Said Nursi'yi oynayan Mürşit Ağa Bağ'a provokasyon girişimi

Said Nursi'yi oynayan Mürşit Ağa Bağ'a provokasyon girişimi

"Said Nursi'yi oynamış olmam onlar için başlıca bir tepki sebebi olduğunu düşünüyorum"

Kemal Benek'in haberi:

RİSALEHABER-Hür Adam filminde Bediüzzaman Said Nursi'yi canlandıran oyuncu Mürşit Ağa Bağ, Eğitim Sen üyesi öğretmenlerin provokasyonuyla karşılaştı. 

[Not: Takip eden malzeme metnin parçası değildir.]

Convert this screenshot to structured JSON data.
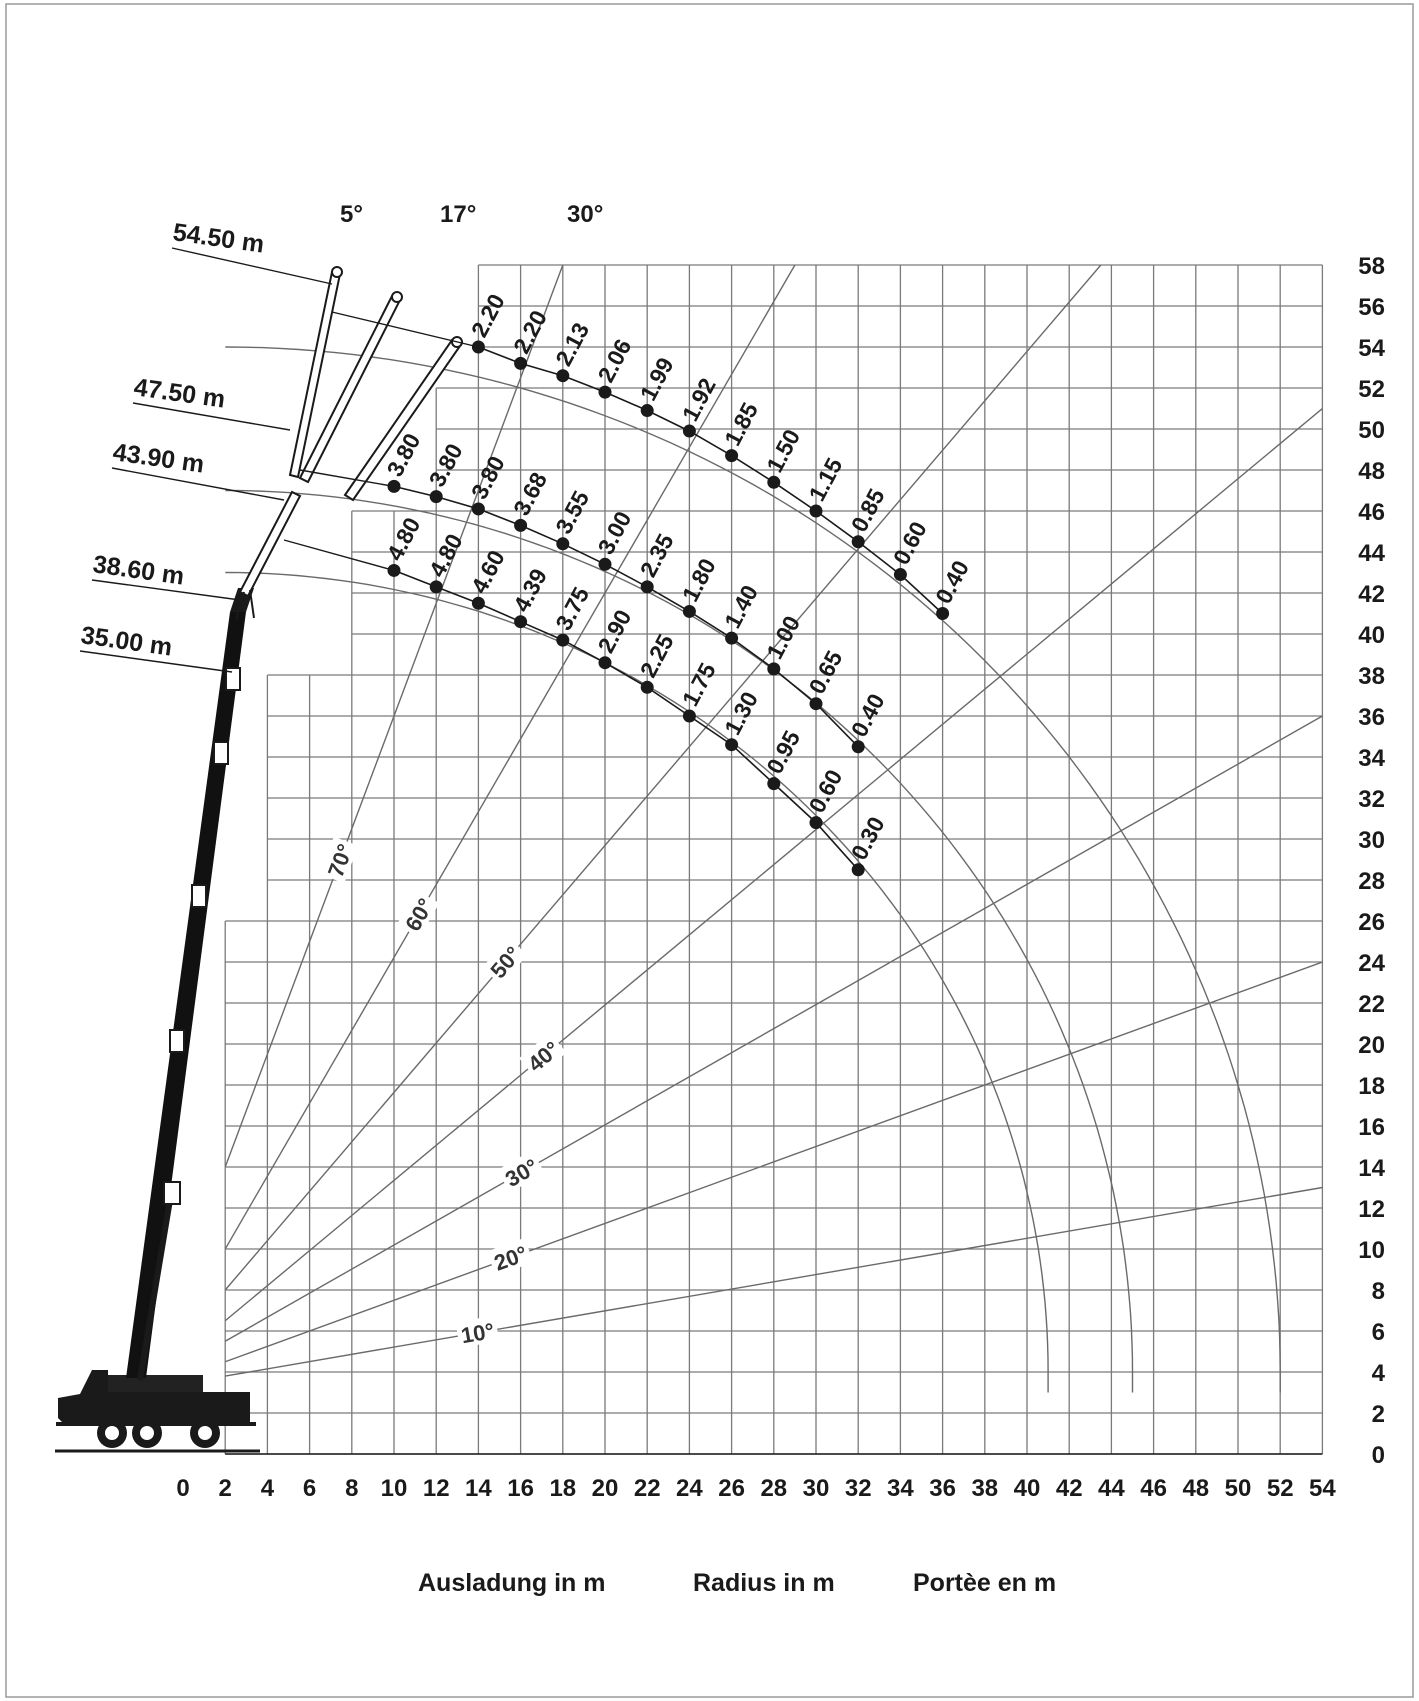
{
  "colors": {
    "grid": "#7a7a7a",
    "curve": "#6a6a6a",
    "ink": "#1a1a1a",
    "frame": "#9a9a9a"
  },
  "chart_data": {
    "type": "scatter",
    "xlabel": "",
    "ylabel": "",
    "xlim": [
      0,
      54
    ],
    "ylim": [
      0,
      58
    ],
    "x_ticks": [
      0,
      2,
      4,
      6,
      8,
      10,
      12,
      14,
      16,
      18,
      20,
      22,
      24,
      26,
      28,
      30,
      32,
      34,
      36,
      38,
      40,
      42,
      44,
      46,
      48,
      50,
      52,
      54
    ],
    "y_ticks": [
      0,
      2,
      4,
      6,
      8,
      10,
      12,
      14,
      16,
      18,
      20,
      22,
      24,
      26,
      28,
      30,
      32,
      34,
      36,
      38,
      40,
      42,
      44,
      46,
      48,
      50,
      52,
      54,
      56,
      58
    ],
    "axis_titles": [
      "Ausladung in m",
      "Radius in m",
      "Portèe en m"
    ],
    "top_angles": [
      "5°",
      "17°",
      "30°"
    ],
    "boom_lengths": [
      "54.50 m",
      "47.50 m",
      "43.90 m",
      "38.60 m",
      "35.00 m"
    ],
    "angle_lines": [
      {
        "label": "10°",
        "value": 10,
        "x0": 2,
        "y0": 3.8,
        "x1": 54,
        "y1": 13.0
      },
      {
        "label": "20°",
        "value": 20,
        "x0": 2,
        "y0": 4.5,
        "x1": 54,
        "y1": 24.0
      },
      {
        "label": "30°",
        "value": 30,
        "x0": 2,
        "y0": 5.5,
        "x1": 54,
        "y1": 36.0
      },
      {
        "label": "40°",
        "value": 40,
        "x0": 2,
        "y0": 6.5,
        "x1": 54,
        "y1": 51.0
      },
      {
        "label": "50°",
        "value": 50,
        "x0": 2,
        "y0": 8.0,
        "x1": 43.5,
        "y1": 58
      },
      {
        "label": "60°",
        "value": 60,
        "x0": 2,
        "y0": 10.0,
        "x1": 29,
        "y1": 58
      },
      {
        "label": "70°",
        "value": 70,
        "x0": 2,
        "y0": 14.0,
        "x1": 18,
        "y1": 58
      }
    ],
    "radius_curves": [
      {
        "center": [
          2,
          4
        ],
        "radius": 39,
        "x_end": 41,
        "y_end": 3
      },
      {
        "center": [
          2,
          4
        ],
        "radius": 43,
        "x_end": 45,
        "y_end": 3
      },
      {
        "center": [
          2,
          4
        ],
        "radius": 50,
        "x_end": 52,
        "y_end": 3
      }
    ],
    "series": [
      {
        "name": "",
        "points": [
          {
            "x": 14,
            "y": 54.0,
            "label": "2.20"
          },
          {
            "x": 16,
            "y": 53.2,
            "label": "2.20"
          },
          {
            "x": 18,
            "y": 52.6,
            "label": "2.13"
          },
          {
            "x": 20,
            "y": 51.8,
            "label": "2.06"
          },
          {
            "x": 22,
            "y": 50.9,
            "label": "1.99"
          },
          {
            "x": 24,
            "y": 49.9,
            "label": "1.92"
          },
          {
            "x": 26,
            "y": 48.7,
            "label": "1.85"
          },
          {
            "x": 28,
            "y": 47.4,
            "label": "1.50"
          },
          {
            "x": 30,
            "y": 46.0,
            "label": "1.15"
          },
          {
            "x": 32,
            "y": 44.5,
            "label": "0.85"
          },
          {
            "x": 34,
            "y": 42.9,
            "label": "0.60"
          },
          {
            "x": 36,
            "y": 41.0,
            "label": "0.40"
          }
        ]
      },
      {
        "name": "",
        "points": [
          {
            "x": 10,
            "y": 47.2,
            "label": "3.80"
          },
          {
            "x": 12,
            "y": 46.7,
            "label": "3.80"
          },
          {
            "x": 14,
            "y": 46.1,
            "label": "3.80"
          },
          {
            "x": 16,
            "y": 45.3,
            "label": "3.68"
          },
          {
            "x": 18,
            "y": 44.4,
            "label": "3.55"
          },
          {
            "x": 20,
            "y": 43.4,
            "label": "3.00"
          },
          {
            "x": 22,
            "y": 42.3,
            "label": "2.35"
          },
          {
            "x": 24,
            "y": 41.1,
            "label": "1.80"
          },
          {
            "x": 26,
            "y": 39.8,
            "label": "1.40"
          },
          {
            "x": 28,
            "y": 38.3,
            "label": "1.00"
          },
          {
            "x": 30,
            "y": 36.6,
            "label": "0.65"
          },
          {
            "x": 32,
            "y": 34.5,
            "label": "0.40"
          }
        ]
      },
      {
        "name": "",
        "points": [
          {
            "x": 10,
            "y": 43.1,
            "label": "4.80"
          },
          {
            "x": 12,
            "y": 42.3,
            "label": "4.80"
          },
          {
            "x": 14,
            "y": 41.5,
            "label": "4.60"
          },
          {
            "x": 16,
            "y": 40.6,
            "label": "4.39"
          },
          {
            "x": 18,
            "y": 39.7,
            "label": "3.75"
          },
          {
            "x": 20,
            "y": 38.6,
            "label": "2.90"
          },
          {
            "x": 22,
            "y": 37.4,
            "label": "2.25"
          },
          {
            "x": 24,
            "y": 36.0,
            "label": "1.75"
          },
          {
            "x": 26,
            "y": 34.6,
            "label": "1.30"
          },
          {
            "x": 28,
            "y": 32.7,
            "label": "0.95"
          },
          {
            "x": 30,
            "y": 30.8,
            "label": "0.60"
          },
          {
            "x": 32,
            "y": 28.5,
            "label": "0.30"
          }
        ]
      }
    ]
  }
}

Avcılar İlçe Milli Eğitim Müdürlüğü’nün öğretmenler için hazırladığı ve Okyanus Koleji’nin konferans salonunda düzenlediği programda “Sanat ve Toplum” başlığıyla seminer veren Ağa Bağ, Yeşilçam'ın cinsel içerikli filmlerini eleştirdi.

Örgütlü bir şekilde salonda yerlerini aldığı anlaşılan Eğitim Sen'li bazı öğretmenler ile Mürşit Ağa Bağ arasında tartışma yaşandı.

Tartışmanın devam etmesi üzerine Eğitim Sen üyesi öğretmenler salonu terk etti. 

Said Nursi'yi oynamış olmam onlar için başlıca bir tepki sebebi

Olay, Eğitim Sen'e yakın Sendika.org sitesinde çarpıtılarak ve yanlı bir şekilde haberleştirildi. Haberde Mürşit Ağa Bağ'ın Said Nursi'yi canlandırdığı bilgisine özellikle vurgu yapılırken, bu rolü Samanyolu TV'de oynadığı yalanı yer aldı.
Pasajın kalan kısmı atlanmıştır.